Tune Labs would need to make sure that the successful startups from its incubator programme have the necessary support to turn their ideas into commercially viable products. This includes support in the form of office space, funding, administrative tasks, and legal resources.
While Fernandes said that the motivation for launching Tune Labs was mainly the three cofounders’ desire to see more successful entrepreneurs emerging from South-East Asia, one can’t help but wonder if it was also spurred by a missed opportunity.
“If we have been a bit earlier …,” Fernandes said. “For instance, MyTeksi approached us, but we weren’t ready for that.
“We weren’t a venture capital fund and we didn’t have the infrastructure, so we missed out on that,” he said at the Tune Labs launch last week. “MyTeksi would have been a perfect partnership.”

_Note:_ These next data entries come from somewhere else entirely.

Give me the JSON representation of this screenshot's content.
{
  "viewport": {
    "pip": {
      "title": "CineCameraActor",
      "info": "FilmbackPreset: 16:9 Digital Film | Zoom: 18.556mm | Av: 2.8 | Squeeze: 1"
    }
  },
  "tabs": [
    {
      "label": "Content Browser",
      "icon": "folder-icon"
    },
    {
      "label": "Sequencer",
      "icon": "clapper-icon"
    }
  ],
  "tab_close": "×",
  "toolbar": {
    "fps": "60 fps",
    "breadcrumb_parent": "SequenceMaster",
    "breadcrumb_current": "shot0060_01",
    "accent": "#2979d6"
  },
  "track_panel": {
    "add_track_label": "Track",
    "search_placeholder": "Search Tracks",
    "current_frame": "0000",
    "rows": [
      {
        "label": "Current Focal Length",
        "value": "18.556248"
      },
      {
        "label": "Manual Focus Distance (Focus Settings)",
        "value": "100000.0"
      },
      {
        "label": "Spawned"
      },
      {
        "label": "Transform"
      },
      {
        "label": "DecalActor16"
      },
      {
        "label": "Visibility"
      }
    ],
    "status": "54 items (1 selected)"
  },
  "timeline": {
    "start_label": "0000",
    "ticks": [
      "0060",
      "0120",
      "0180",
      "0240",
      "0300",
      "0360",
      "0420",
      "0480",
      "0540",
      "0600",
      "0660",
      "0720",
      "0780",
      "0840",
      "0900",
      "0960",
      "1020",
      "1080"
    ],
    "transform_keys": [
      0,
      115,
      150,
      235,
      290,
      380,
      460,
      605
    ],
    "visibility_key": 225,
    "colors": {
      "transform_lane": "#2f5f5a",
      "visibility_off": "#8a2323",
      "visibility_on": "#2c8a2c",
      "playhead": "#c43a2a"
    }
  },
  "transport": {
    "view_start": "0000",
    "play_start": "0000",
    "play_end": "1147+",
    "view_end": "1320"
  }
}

Malaysian-founded MyTeksi, now known as GrabTaxi, has since secured a total of about US$340 million in funding, and recently launched a research and development (R&D) centre in Singapore, where its holding company is now based.
It said it would be investing US$100 million in the R&D centre in the next two to three years.
Although Fernandes may have missed out on the MyTeksi partnership, he is nevertheless optimistic about “unleashing the full potential of South-East Asian entrepreneurs.”
“When I travel around South-East Asia, I notice a tremendous amount of entrepreneurial zest in the region – so I don’t think we [the region] will be short of ideas,” he said.
Different from the pack
Many startup incubators and accelerators have recently mushroomed in South-East Asia.
In Malaysia alone, these include such ventures by MAD Incubator, Malaysian Technology Development Corp, 1337 Accelerator, Technology Park Malaysia Corp, the Malaysian Global Innovation and Creativity Centre (MaGIC), and many more.
But Fernandes believes that there is space for Tune Labs to play a role in the regional ecosystem. “I don’t think there is ever enough. Compared with the United States, we are nothing,” he said.
He believes that Tune Labs will still be able to attract talented entrepreneurs because it brings something different to the table – after all, Tune Labs’ tagline is ‘For Entrepreneurs, By Entrepreneurs.’
“The key difference is the [Tune Group or AirAsia] ecosystem,” Fernandes said.
“Most incubators and accelerators … promise [essentially] the same thing – office space, access to capital, and a support system. But if you look at the challenge most startups face, it is how to get the product out to customers quickly, efficiently, and cost-effectively.
“With [our] ecosystem – whether it is 50 million passengers, the people who are staying at the 45 Tune Hotels worldwide, or those who buy travel insurance – we can reach out to them, and market to them almost immediately,” he declared.
“That’s our big differentiation.”
Tune Labs entrepreneurs will also have the opportunity to tap into the three cofounders’ networks, Fernandes said.
“Because AirAsia and Tune Group have a lot of partners, we have built strong relationships with many companies.
“So if [entrepreneurs] come to me and say that they want to see ‘someone,’ they have a better chance of seeing that ‘someone’ through us than by themselves. It’s just one phone call or one email away.
“We can open many doors to [our] entrepreneurs,” he declared.